PELATIHAN
DAN METODOLOGI
Hampir
setiap ibu (juga ayah) menghendaki anaknya menjadi pribadi yang sukses. Sukses
tidak harus menunggu di masa yang akan datang, tetapi jika bisa, mengapa sukses
tidak bisa diraih dimasa sekarang saja. Sukses di sekolahan, prestasi
akademiknya bagus, membanggakan dan tidak memalukan orangtuanya, jika bisa
tidak hanya sukses dalam bidang akademik saja, tetapi bisa sukses di segala
bidang. Itulah sebabnya mengapa setiap ada program pelatihan yang ditawarkan
kepada putra dan putri kita, kemudian para orangtua sangat antusias
menyambutnya. Sekarang ini ada program pelatihan aktivasi otak tengah, banyak
sekali pertanyaan-pertanyaan yang muncul, dan tidak jarang mampir kepada saya.
Rata-rata mereka kagum tetapi kemudian muncul pertanyaan, apa ada orang sukses
bisa diraih hanya dengan tempo yang singkat ? Orang sukses dengan orang jenius
itu bagus yang mana ya ? Orang jenius dengan orang bahagia itu pilih yang mana
? Apakah menjadi orang sukses, sekaligus jenius dan juga bahagia bisa
dilatihkan hanya dengan waktu yang sangat singkat ? Apakah para pelatihnya
sendiri sudah membuktikan bahwa dirinya sudah jenius, sudah sukses juga sudah
bahagia ? Kalau belum mengapa mereka mengajarkannya kepada orang lain ? Apakah
para pelatihnya sudah membuktikan kepada anak-anak usia 5 – 15 tahun disekitar
lingkungan terdekatnya, misalnya tetangganya, keponakannya, atau bahkan kepada
putra-putrinya sendiri, dst. Semua pertanyaan itu muncul bertubi-tubi. Pada
kesempatan ini, saya tidak hendak menjawab pertanyaan tersebut, tetapi saya
akan menyoroti arti pentingnya suatu pelatihan dan metodologinya. Pada
hakikatnya setiap orang yang ingin maju dan berkembang haruslah belajar dengan
baik, tekun, disiplin dan penuh kesungguhan. Sukses harus diperjuangkan, karena
penuh persaingan dan setiap orang ingin mendapatkannya. Jenius harus
dikembangkan, karena menyangkut potensi yang terus menerus harus diberi
stimulasi agar mewujud menjadi suatu prestasi. Bahagia harus diikhtiarkan,
karena jiwa selalu merespon (bersinggungan) pada setiap interaksi yang terjadi
antar insani.

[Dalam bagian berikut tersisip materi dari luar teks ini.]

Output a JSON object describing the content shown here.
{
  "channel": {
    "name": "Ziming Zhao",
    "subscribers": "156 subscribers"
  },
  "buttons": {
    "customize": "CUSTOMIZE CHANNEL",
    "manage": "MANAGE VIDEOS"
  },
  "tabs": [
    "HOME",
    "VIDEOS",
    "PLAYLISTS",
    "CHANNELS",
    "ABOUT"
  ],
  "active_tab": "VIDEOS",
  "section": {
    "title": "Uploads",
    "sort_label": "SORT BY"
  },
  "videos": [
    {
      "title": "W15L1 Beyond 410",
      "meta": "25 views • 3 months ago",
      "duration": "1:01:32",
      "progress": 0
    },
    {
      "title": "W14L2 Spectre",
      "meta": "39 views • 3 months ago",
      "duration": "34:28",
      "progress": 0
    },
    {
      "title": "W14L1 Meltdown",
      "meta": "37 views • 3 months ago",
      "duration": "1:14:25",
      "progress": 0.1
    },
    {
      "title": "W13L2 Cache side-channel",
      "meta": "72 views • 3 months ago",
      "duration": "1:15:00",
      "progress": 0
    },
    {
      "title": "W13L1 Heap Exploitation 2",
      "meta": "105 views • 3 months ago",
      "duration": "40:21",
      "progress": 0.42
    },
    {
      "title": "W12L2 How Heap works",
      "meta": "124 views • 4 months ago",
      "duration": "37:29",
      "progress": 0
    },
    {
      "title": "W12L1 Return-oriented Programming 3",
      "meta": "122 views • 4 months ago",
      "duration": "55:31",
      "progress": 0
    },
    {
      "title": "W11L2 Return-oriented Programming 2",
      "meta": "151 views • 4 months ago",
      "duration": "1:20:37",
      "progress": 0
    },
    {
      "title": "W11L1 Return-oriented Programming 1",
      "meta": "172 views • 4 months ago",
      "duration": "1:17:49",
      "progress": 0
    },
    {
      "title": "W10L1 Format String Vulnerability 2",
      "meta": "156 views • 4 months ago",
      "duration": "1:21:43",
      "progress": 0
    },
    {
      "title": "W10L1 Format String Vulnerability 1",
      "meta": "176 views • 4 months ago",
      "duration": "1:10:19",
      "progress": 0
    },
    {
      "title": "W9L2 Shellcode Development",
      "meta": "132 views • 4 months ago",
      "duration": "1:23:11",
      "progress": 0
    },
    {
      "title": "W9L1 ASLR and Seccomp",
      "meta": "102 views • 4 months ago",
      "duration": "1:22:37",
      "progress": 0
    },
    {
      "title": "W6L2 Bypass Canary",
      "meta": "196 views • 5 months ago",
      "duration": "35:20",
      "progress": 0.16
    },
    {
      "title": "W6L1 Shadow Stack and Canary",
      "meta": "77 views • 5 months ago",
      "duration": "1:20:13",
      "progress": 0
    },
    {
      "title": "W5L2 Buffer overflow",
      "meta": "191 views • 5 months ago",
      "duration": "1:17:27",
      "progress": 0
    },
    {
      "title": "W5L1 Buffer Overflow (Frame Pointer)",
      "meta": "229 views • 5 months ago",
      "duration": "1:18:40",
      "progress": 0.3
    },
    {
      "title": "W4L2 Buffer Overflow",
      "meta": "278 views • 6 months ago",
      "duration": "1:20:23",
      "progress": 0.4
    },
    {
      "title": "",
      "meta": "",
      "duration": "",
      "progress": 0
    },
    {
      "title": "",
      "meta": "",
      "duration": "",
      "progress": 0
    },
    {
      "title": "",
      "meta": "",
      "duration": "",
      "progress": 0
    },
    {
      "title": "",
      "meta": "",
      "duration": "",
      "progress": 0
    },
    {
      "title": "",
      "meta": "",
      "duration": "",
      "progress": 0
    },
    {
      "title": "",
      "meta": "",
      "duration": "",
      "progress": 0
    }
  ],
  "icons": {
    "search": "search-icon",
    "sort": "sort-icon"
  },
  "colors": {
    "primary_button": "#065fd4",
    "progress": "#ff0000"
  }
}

Bukankah setiap kita dalam kesehariannya pasti berkomunitas,
berkomunikasi satu diantara yang lain, dan setiap interaksi itu membawa “warna
jiwa” yang berbeda-beda ? Ada yang menyenangkan dan ada yang menyedihkan, ada
yang sesuai dengan keinginan kita dan ada yang tidak sesuai, ada yang mewakili
perasaan kita dan ada yang jauh sama sekali. Itulah sebabnya mengapa sukses, jenius dan
bahagia itu tidak cukup hanya dilatihkan (diajarkan) saja, apalagi pelatihan
(pengajaran) yang sangat singkat. Pelatihan adalah sebuah upaya untuk
memberikan stimulasi secara terencana dan terstruktur kepada seseorang agar
memiliki suatu ketrampilan tertentu. Dan efektifitasnya sangat dipengaruhi oleh
metode yang digunakan (tentu juga kualitas instrukturnya). Metode yang efektif
tentu bila sesuai dengan bahan ajar dan potensi yang dimiliki oleh
masing-masing peserta suatu pelatihan, sehingga pengelompokan pada suatu
pelatihan itu juga menjadi penting. Maka sangat relevan bila muncul suatu
pertanyaan “Apa benar ada suatu pelatihan, yang menggunakan konsep mata ditutup
?” Yang buta saja ingin punya mata yang bisa melihat, kok yang bisa melihat
malah matanya harus ditutup ? Apakah sudah diujicobakan pelatihan tersebut pada
komunitas orang buta ? Belum lagi ada pertanyaan “Modalitas belajar seseorang
itu kan berbeda-beda, ada yang visual, auditorial dan kinestetik ?” Nah, jika
seorang anak itu justru modalitas kuatnya adalah visual lantas bagaimana ?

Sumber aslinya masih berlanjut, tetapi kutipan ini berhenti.